The Bikaner State Railway (BkSR) was formed in 1924 and took over responsibility for working the Bikaner section of the Jodhpur–Bikaner Railway.

== History ==
Earlier named the Jodhpur Railway the first section opened as a metre gauge line in 1882, later becoming the Jodhpur–Bikaner Railway (JBR) in 1889. In 1908 the JBR operated 828 mi in the territories of Sind (under British control) and in territories of the States of Jodhpur and Bikaner. By 1918 the ‘JBR System’ had expanded to 1355 mi, which comprised 1106 mi plus a further 249 mi which JBR was working and operating under agreements with other railways. A further 210 mi were sanctioned or under construction by JBR in 1918.

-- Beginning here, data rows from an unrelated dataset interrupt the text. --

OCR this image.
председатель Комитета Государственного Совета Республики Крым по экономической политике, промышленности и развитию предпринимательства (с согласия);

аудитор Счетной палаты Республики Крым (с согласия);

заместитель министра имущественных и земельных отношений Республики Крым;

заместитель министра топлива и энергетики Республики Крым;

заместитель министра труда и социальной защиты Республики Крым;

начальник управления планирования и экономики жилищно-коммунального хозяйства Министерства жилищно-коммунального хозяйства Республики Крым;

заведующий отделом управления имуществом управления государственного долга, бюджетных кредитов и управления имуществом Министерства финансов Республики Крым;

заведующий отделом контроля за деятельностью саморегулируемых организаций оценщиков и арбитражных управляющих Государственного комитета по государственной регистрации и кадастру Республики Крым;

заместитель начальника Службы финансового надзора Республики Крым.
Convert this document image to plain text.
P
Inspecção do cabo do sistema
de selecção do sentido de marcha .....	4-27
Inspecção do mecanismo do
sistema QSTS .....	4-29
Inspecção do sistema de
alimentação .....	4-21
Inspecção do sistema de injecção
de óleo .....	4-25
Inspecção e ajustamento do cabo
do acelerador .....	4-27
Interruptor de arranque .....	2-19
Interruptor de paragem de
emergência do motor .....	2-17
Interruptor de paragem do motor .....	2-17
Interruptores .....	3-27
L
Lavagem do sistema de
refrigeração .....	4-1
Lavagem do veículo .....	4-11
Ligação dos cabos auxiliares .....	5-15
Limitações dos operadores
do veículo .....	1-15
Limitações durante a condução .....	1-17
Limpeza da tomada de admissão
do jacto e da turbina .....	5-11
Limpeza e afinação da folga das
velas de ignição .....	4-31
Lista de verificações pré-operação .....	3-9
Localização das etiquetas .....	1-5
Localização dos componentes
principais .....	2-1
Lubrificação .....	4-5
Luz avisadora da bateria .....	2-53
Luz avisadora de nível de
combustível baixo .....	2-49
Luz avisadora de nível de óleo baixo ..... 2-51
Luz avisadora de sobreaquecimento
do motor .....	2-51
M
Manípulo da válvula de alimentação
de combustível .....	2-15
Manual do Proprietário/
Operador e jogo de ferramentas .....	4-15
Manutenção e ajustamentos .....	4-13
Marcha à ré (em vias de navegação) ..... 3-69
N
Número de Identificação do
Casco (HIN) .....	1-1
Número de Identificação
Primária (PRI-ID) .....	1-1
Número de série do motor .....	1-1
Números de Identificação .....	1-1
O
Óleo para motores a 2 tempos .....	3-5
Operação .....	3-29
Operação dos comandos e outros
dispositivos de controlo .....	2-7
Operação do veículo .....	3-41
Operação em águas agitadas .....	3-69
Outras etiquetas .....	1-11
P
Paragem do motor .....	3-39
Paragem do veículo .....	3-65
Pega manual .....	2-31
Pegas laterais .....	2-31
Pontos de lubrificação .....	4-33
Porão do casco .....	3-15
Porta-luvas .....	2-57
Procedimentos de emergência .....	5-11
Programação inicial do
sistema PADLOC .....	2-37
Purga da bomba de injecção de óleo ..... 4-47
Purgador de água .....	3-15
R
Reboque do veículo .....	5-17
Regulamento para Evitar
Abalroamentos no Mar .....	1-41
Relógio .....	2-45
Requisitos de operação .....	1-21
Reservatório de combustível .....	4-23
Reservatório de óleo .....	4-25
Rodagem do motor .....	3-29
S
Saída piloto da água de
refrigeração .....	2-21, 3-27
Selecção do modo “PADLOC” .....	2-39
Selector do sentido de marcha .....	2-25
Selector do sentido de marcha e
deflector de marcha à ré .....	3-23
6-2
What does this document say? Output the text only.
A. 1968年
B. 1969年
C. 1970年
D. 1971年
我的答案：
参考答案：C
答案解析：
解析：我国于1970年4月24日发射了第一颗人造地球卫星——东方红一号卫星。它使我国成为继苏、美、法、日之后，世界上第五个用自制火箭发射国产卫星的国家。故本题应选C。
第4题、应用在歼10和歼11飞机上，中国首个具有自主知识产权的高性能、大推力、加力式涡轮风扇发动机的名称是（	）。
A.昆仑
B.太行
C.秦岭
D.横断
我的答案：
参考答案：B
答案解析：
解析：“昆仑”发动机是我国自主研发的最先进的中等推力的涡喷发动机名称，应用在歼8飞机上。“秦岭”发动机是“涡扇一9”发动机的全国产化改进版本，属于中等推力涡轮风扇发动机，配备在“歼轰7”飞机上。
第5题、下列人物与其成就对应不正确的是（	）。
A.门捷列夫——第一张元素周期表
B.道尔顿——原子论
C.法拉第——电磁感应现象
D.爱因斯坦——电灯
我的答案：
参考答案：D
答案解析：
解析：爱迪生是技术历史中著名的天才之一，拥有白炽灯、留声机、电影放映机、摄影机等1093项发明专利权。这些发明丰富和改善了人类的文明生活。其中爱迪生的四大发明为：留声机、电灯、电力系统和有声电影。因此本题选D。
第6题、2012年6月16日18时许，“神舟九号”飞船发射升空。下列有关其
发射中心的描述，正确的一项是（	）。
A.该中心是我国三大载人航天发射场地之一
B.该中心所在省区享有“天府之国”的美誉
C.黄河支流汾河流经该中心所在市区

In 1924, the JBR was divided into its two constituent parts, with two new systems, the Jodhpur State Railway (JSR) and Bikaner State Railway (BkSR) formed to take over responsibility for working the railway. The exact mileage of BkSR comprising the "Bikaner Section" of JBR is not known but in 1918 it was 630 mi. In 1936-37 the route mileage for the BkSR had expanded to 796 mi of metre gauge lines. By 1943 the BkSR was operating a network of 883 mi

In 1947, the British section of the Jodhpur-Hyderabad Railway and the western portions of Jodhpur State Railway and Bikaner State Railway was ceded to the government of Pakistan becoming part of Pakistan Railways. The remaining portions of the Jodhpur State Railway and Bikaner State Railway became part of the Northern Division of Indian Railways in 1952.

==Rolling stock==
In 1936, the company owned 54 locomotives, 187 coaches and 325 goods wagons.

==Classification==
It was labeled as a Class II railway according to Indian Railway Classification System of 1926. Later, it was classified as Class I.

==Conversion to broad gauge==
The network was converted to broad gauge progressively in the 2000s and 2010s.